The Housing White Paper articulated a national need for 225,000 to 275,000 homes a year to keep up with population growth and to tackle years of undersupply. When it arrived in September 2017, the new standard method summed to around 265,000 homes a year, at the top end of the White Paper range.
A commitment to raise supply to 300,000 homes a year followed in the Autumn Budget 2017, chiming with what many commentators had long argued was the national need. 300,000 did not appear to be a big stretch from a Standard Method need of 265,000 homes, the gap to be bridged by growth deals funded by new funding announced in the budget.
Roll forward to July 2018 and the Standard Method is enshrined in the revised NPPF as the basis for calculating the minimum number of homes needed and the basis for a positively prepared Local Plan housing strategy.
The revised Framework signposts to planning guidance for the detail of how the Standard is calculated, a method unchanged from the version consulted upon in 2017. A three-step process, starting with the latest local household projection, making an uplift where the latest affordability ratio is above 4, capping to ensure the final number is deliverable.
The guidance presciently advises that the Standard Method will be kept under review, to ensure consistency with the aims of the Housing White Paper and delivering 300,000 homes a year by the mid 2020s.
Consistency catastrophically failed with the publication of the 2016-based household projections on 20 September 2018. New projections that revealed a 50,000 household a year reduction in household growth over the Standard Method reference period. This collapsed national minimum housing need to little more than 210,000 homes a year.
The upshot is unintended and unfortunate consequences, precipitating the very thing Standard Method was supposed to guard against – delay. LPAs are now pausing for thought. Some weighing up whether to seize the opportunity to row back on politically unpopular plans for housing growth. Others looking to take stock and assess the soundness of their proposed plans, their vulnerability to challenge.
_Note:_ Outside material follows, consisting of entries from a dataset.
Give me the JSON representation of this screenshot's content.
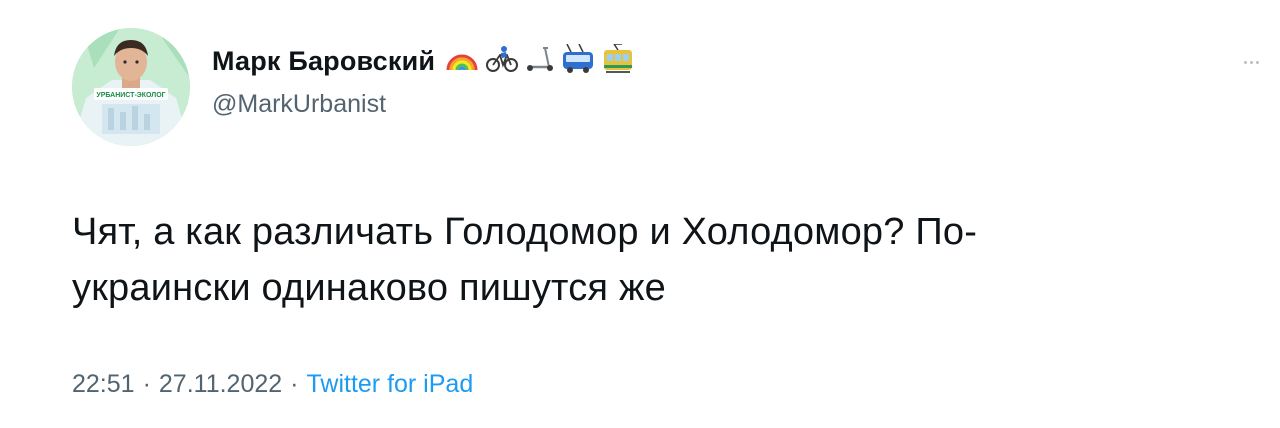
{
  "author": {
    "display_name": "Марк Баровский",
    "handle": "@MarkUrbanist",
    "name_emoji": [
      "rainbow-icon",
      "cyclist-icon",
      "scooter-icon",
      "trolleybus-icon",
      "tram-icon"
    ],
    "avatar_badge": "УРБАНИСТ-ЭКОЛОГ"
  },
  "tweet": {
    "text_lines": [
      "Чят, а как различать Голодомор и Холодомор? По-",
      "украински одинаково пишутся же"
    ]
  },
  "meta": {
    "time": "22:51",
    "separator": "·",
    "date": "27.11.2022",
    "source": "Twitter for iPad"
  },
  "colors": {
    "text": "#0f1419",
    "secondary": "#536471",
    "link": "#1d9bf0",
    "avatar_bg": "#c7ecd2"
  }
}
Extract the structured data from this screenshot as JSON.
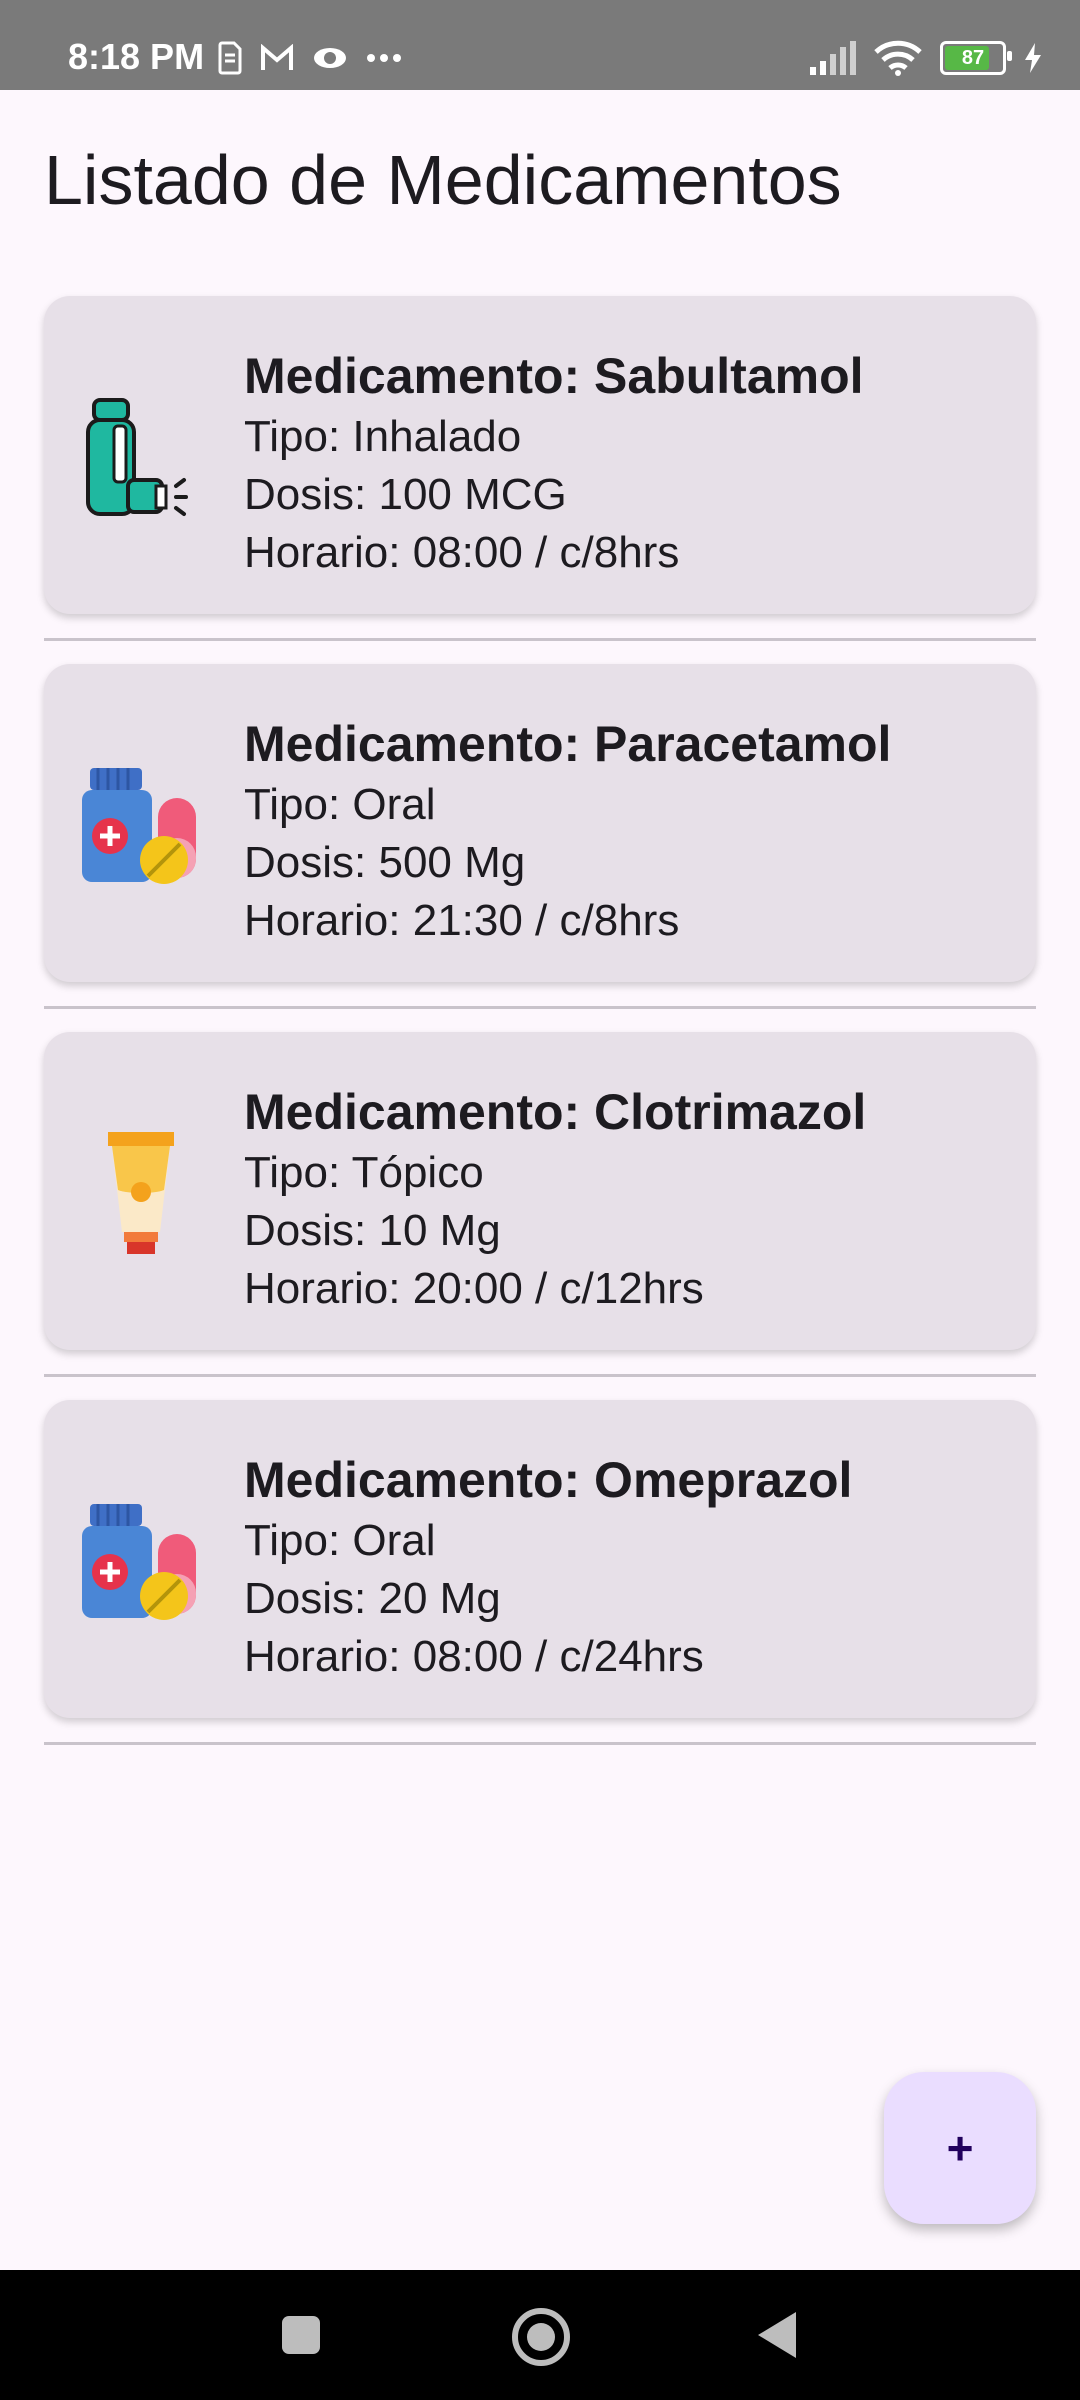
{
  "status_bar": {
    "time": "8:18 PM",
    "left_icons": [
      "sim-icon",
      "gmail-icon",
      "eye-icon",
      "more-dots-icon"
    ],
    "battery": "87"
  },
  "page": {
    "title": "Listado de Medicamentos"
  },
  "medications": [
    {
      "name": "Medicamento: Sabultamol",
      "type": "Tipo: Inhalado",
      "dose": "Dosis: 100 MCG",
      "schedule": "Horario: 08:00 / c/8hrs",
      "icon": "inhaler-icon"
    },
    {
      "name": "Medicamento: Paracetamol",
      "type": "Tipo: Oral",
      "dose": "Dosis: 500 Mg",
      "schedule": "Horario: 21:30 / c/8hrs",
      "icon": "pills-bottle-icon"
    },
    {
      "name": "Medicamento: Clotrimazol",
      "type": "Tipo: Tópico",
      "dose": "Dosis: 10 Mg",
      "schedule": "Horario: 20:00 / c/12hrs",
      "icon": "ointment-tube-icon"
    },
    {
      "name": "Medicamento: Omeprazol",
      "type": "Tipo: Oral",
      "dose": "Dosis: 20 Mg",
      "schedule": "Horario: 08:00 / c/24hrs",
      "icon": "pills-bottle-icon"
    }
  ],
  "fab": {
    "label": "+"
  },
  "colors": {
    "background": "#fdf7fd",
    "card": "#e7e0e8",
    "fab": "#eaddff",
    "fab_text": "#21005d"
  }
}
Some that have resolved to plough ahead will be conscious of any gap between planned growth and the incredible shrinking Standard Method, weighing against a smooth path to adoption.
Evidently caught on the back foot, it is positive that MHCLG has been quick to reiterate a commitment to 300,000 homes a year and that they will now consult upon a new Standard Method for assessing minimum need, to restore consistency.
This is an opportunity to look again at geographic distribution and the link to economic growth, key shortcomings of the current Standard Method. Much could be achieved by making the existing guidance clearer. For example, where actual need is assessed to be above minimum need, a common situation for many LPAs with recent assessments of housing need, clarifying how actual need informs whether a plan is positively prepared.
Most urgently of all, to avoid making what is now a bad situation worse, the implementation arrangements of the revised Framework should be varied. It makes no sense that the housing strategy in plans submitted after 24 January 2019 should be examined in light of the current, deeply flawed, Standard Method. The old guidance (for full OAHN) should stand until consultation on a new Standard Method has concluded and the finalised guidance published.